I savor every chance I get to watch my son play football — not that I “know” a whole lot about the game, technically, but I love the sport itself. I love the struggle, the stick-to-it-iveness that separates the men from the boys, figuratively speaking.
Last night, I saw the first steps into adulthood for both my son and his team as a whole. It’d been a few weeks in coming, and you could see the foreshadowing of it in their (admittedly few) practices, but last night in their game against the Buccaneers, it all started to come together.
First, let me comment on the game as a whole. As is expected for little league football, there were a great many youthful “mistakes”, but on the whole both teams played well. The Buccs scored against the Packers early on, but the Packers held them when they went for a two point conversion. The score stayed 0 – 6 until deep into the fourth quarter, when a young Packer broke away from the… ummm… pack, and sprinted for the end zone.

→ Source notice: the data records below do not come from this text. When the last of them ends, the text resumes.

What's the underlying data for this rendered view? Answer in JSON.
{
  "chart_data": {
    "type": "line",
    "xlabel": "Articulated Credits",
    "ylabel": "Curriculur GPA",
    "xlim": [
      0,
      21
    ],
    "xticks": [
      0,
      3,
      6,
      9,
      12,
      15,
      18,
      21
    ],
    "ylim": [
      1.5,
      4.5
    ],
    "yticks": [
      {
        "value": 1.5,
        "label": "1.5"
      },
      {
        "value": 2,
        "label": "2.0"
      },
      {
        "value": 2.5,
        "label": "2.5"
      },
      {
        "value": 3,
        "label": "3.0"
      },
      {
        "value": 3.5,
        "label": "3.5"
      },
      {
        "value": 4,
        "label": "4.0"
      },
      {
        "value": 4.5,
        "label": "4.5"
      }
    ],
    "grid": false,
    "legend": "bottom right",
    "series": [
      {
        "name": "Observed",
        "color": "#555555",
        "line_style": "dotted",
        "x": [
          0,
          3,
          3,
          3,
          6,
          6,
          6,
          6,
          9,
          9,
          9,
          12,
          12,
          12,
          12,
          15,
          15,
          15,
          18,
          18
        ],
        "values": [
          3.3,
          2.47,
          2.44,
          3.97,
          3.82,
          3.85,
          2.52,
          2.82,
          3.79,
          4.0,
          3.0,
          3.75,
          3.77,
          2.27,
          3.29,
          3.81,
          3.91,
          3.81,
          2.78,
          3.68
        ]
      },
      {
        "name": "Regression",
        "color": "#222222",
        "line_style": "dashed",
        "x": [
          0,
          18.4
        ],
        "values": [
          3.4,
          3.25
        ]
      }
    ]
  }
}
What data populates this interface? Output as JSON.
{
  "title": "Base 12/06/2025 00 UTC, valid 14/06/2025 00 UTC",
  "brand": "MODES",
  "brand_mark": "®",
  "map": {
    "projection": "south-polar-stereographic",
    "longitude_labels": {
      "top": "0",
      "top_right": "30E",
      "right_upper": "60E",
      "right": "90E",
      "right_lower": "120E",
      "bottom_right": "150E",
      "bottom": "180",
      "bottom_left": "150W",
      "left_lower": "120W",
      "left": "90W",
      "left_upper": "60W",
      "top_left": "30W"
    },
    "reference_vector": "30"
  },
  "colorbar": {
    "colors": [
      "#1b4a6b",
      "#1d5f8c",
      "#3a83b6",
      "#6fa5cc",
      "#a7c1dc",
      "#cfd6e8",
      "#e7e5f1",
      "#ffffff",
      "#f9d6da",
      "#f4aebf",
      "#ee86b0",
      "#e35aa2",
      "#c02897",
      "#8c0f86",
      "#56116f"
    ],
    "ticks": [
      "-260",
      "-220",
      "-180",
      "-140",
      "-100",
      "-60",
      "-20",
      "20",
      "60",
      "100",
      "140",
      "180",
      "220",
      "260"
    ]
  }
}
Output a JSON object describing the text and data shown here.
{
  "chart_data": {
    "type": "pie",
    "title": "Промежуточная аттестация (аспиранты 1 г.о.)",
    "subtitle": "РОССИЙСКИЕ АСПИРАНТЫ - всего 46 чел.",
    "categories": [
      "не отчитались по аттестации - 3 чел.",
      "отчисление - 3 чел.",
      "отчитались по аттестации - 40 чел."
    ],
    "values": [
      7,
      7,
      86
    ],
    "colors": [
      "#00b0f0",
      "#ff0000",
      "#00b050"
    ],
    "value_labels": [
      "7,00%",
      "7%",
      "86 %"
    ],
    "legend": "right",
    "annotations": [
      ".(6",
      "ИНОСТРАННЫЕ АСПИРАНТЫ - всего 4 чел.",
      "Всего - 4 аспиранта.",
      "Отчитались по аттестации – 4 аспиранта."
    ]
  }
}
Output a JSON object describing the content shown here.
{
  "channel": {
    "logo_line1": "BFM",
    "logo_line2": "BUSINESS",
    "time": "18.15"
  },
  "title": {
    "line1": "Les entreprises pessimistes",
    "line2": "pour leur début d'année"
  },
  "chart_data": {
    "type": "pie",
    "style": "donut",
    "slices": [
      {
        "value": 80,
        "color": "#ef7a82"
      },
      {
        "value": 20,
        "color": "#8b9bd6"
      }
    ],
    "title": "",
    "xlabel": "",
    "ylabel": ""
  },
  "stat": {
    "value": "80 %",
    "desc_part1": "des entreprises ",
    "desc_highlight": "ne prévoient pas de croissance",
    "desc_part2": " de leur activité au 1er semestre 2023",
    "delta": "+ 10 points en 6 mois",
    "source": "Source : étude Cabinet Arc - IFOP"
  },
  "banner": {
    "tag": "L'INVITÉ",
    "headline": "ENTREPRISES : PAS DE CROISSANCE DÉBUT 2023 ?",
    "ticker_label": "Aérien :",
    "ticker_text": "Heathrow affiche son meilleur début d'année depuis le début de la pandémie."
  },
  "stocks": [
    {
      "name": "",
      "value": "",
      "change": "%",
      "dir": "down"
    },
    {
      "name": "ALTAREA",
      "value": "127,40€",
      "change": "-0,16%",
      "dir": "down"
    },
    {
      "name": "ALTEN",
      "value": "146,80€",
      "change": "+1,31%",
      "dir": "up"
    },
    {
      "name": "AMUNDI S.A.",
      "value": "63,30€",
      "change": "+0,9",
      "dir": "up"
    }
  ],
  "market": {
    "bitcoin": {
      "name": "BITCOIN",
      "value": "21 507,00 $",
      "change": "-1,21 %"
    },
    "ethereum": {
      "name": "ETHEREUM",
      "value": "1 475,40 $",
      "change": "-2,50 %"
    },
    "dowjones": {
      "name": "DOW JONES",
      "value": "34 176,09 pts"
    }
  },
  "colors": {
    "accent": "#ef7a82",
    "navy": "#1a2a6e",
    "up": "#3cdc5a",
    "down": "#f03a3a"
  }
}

Like the Packers before them, the Buccs were able to stave off the point-after. The game came to an end of regular play with the score tied 6 – 6.
That’s when the Packers really showed up. The officials asked both head coaches if they wanted to take the tie or duke it out in overtime. With the time being after 9pm, the Buccs coach gave the expected response — a tie. But when he asked the Packers, every last player said they wanted to take it to overtime. Every. Last. One. The head coach tried to sway them to take the tie — it was late, they were tired, they could lose, etc — but they would not be deterred. They wanted that win.
What happened next is the stuff of Friday night legends (albeit on a Thursday night). The two teams faced off over the next four — four — overtimes before the Buccs drove one down the Packers’ throats. The Packers denied the Buccs their point-after, bringing up one last chance for the Pack to turn everything around.
The first hike saw the Packers cut the distance to the goal by half. The next took the ball within spitting distance. Third down, and the Packers answered the Buccs touchdown, re-tying the game at 12 – 12.
Less than a minute later, the Packers did something that neither team had been able to do all night. They got the extra point. Final score, Packers 13 – Buccaneers 12.
I couldn’t have been prouder for my son’s team, driving against fatigue and frustration to snatch victory out of the jaws of “good enough”. It was an amazing moment, but I’ll be honest, my proudest moment a full quarter before.
If I’ve harped on Caleb for anything this season, it would be him not driving through the offensive line. He’s a small guy, and at defensive tackle he’s often head and shoulders smaller than the guy he’s matched up with. Rather than using his size (or lack thereof) to his advantage, he has the habit of patty-caking with his counterpart, coming up just long enough to push off of the player and dart back from the line, running along the backside of the pile toward whoever has the ball. This often puts him in chase mode, never quite getting to the ball carrier before somebody else brings him down.
But on this particular play, a little bit of magic happened. Buccs center hikes the ball, and Caleb drives forward, likely expecting to patty-cake his match-up… only to find that he wasn’t there! The Buccs player had botched his assignment. To his credit, Caleb didn’t hesitate — he drove straight forward through the hole, catching the quarterback around the waist and pulling him down with him in a picture-perfect sack!
To say he was walking on clouds the rest of the game would be an understatement. You couldn’t slap the smile off his face. Even those times when he wasn’t overtly grinning, he had a look of contentment that could easily have passed for a grin. Battered and bruised though he was, I can tell you that he was feeling no pain.
Last night was a big night for the Packers, and an even bigger night for my son. But if I may be so bold, I think the night meant the most to me, because for the first time that I can remember, I saw my son push past his insecurities, exceed his limits, and lay claim to something that he simply would not be denied.